Once again, I never claimed to have served anywhere, at anytime.I was mearly taking a message from somewhere else,along with some of my own thoughts, and conveying them to you fellas.I thought that's what forums were for ?


----------



## The_Falcon (26 Aug 2012)

TSpoon said:
			
		

> Sorry if I came off as a "know-it-all", that was definately not my intent.However, looking at two programs(AFM and MA) from purely a fitness POV,In my opinion(which I know you don't care for much,it's still just my opinion) something that is
> 
> 1. periodized(i.e. cycles focused on specific goals : strength,stamina,Anaroebic power,etc)
> 2.Focused on improving relative strength,which is the foundation of athletic performance(and you don't get stronger by throwing around 95lbs. for 3 rounds of work)
> ...



Then you actually didn't read the AFM very carefully.  It is periodized (its a 12 week cycle), the fitness checks outlined in the AFM are there to guide the user, and highlight which areas they require specific improvement in, and should therefore direct their focus.  It's wasn't made for "athletic" performance it was made to enable a person to easily pass the Army Fitness Standard, specifically it states, that the program is designed to bring a person to level 3 in the fitness check section which would accomplish that objective.  There is also a level 4 for the go getters.   Achieving the level 3 and 4 standard in ALL categories is no easy.  Also I find it quite puzzling you laud the JTF2 program but not this one, even though the JTF2 program is based on the AFM, and is basically a continuation of the AFM (its fitness checks start at AFM level 4). 

This forum is pretty unique in that people are expected to refrain from offering opinions and advice if they don't posses the "relevant" experience, knowledge, etc. in the topic at hand. 

Now to cut you some slack, the AFM was written prior to our major combat operations in Afghanistan, and that simply meeting the goal of preparing for the Army Fitness Standard, was insufficient for the troops on the ground engaged in those combat operations.   So they developed the Combat Fitness program, to address those concerns.  Is it better?  Some say yes, some say no, but those people usually have the actual field experience to make those judgements for themselves, and with anything fitness related that pertains to the individual person, any manual or pam, will inherently have shortcomings as they are invariably designed to have a broad scope to encompass as many people as possible.   It is incumbent on those individuals to seek out ways to address their own INDIVIDUAL shortcomings, instead of laying blame on a book.


----------



## Piotrowski (5 Feb 2016)

Hey guys

I'm trying to track down a hard copy of this manual as well.
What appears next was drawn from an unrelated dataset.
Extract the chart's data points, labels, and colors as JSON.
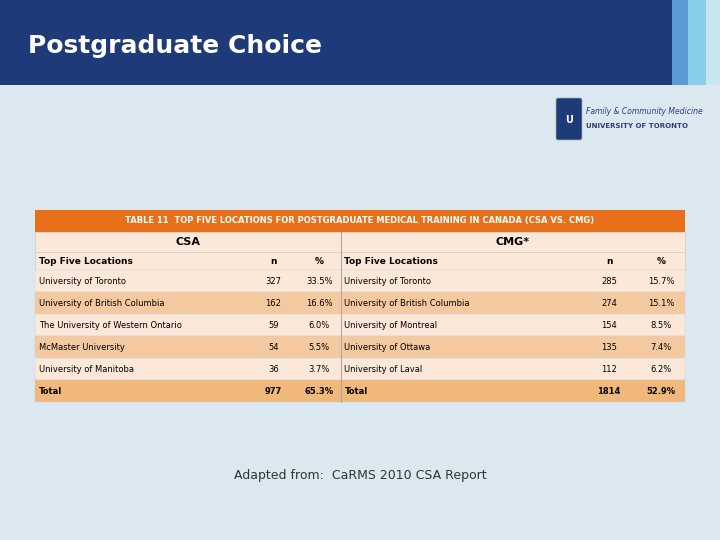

Any idea where I can get it?


----------



## Jarnhamar (8 Mar 2016)

Piotrowski said:
			
		

> Hey guys
> 
> I'm trying to track down a hard copy of this manual as well. Any idea where I can get it?



When I approached PSP for hard copies they told me they had to order them in then when I bugged them again they told me hard copies are no longer being printed and you can either find someone who has one laying around or use the one online.


----------



## DAA (8 Mar 2016)

Here you go, the online version      

https://www.cfmws.com/en/AboutUs/PSP/DFIT/Fitness/Documents/Army%20fitness%20manual.pdf

Hope this is what you were looking for?


----------



## Jarnhamar (8 Mar 2016)

Thanks!


----------



## RoughGalaxy (4 Jul 2016)

DAA said:
			
		

> Here you go, the online version
> 
> https://www.cfmws.com/en/AboutUs/PSP/DFIT/Fitness/Documents/Army%20fitness%20manual.pdf
> 
> Hope this is what you were looking for?




Is this link pinned somewhere? If not, it needs to be.


----------



## dangerboy (4 Jul 2016)

Today we received email traffic that the fitness manual is no longer valid, the website http://www.dfit.ca/ has replaced it.


----------



## RoughGalaxy (7 Jul 2016)

dangerboy said:
			
		

> Today we received email traffic that the fitness manual is no longer valid, the website http://www.dfit.ca/ has replaced it.



The recruiter I talked too said that dfit may be opening up to civilians (or at least civvies looking to enlist) is there any way for us to find out?


----------



## Jake138 (2 Aug 2016)

How about this, does this help anyone?

http://www.rhli.ca/recruiting/recruitingforms/fitnessresv_en.pdf

Sent from my LG-D852 using Tapatalk


----------



## RedcapCrusader (3 Aug 2016)

The AFM is still a very useful and, in my personal opinion, better than what DFit had to offer. 

I haven't used DFit in a few years now however, and it may have improved. 

There are still digital copies readily available.


----------



## RoughGalaxy (9 Aug 2016)

Jake138 said:
			
		

> How about this, does this help anyone?
> 
> http://www.rhli.ca/recruiting/recruitingforms/fitnessresv_en.pdf
> 
> Sent from my LG-D852 using Tapatalk





Hey thanks for this! This is a great document to give me an easy reference to what I'm going for. It's also nice that it mentions pull ups even though they aren't part of the initial assessment.


----------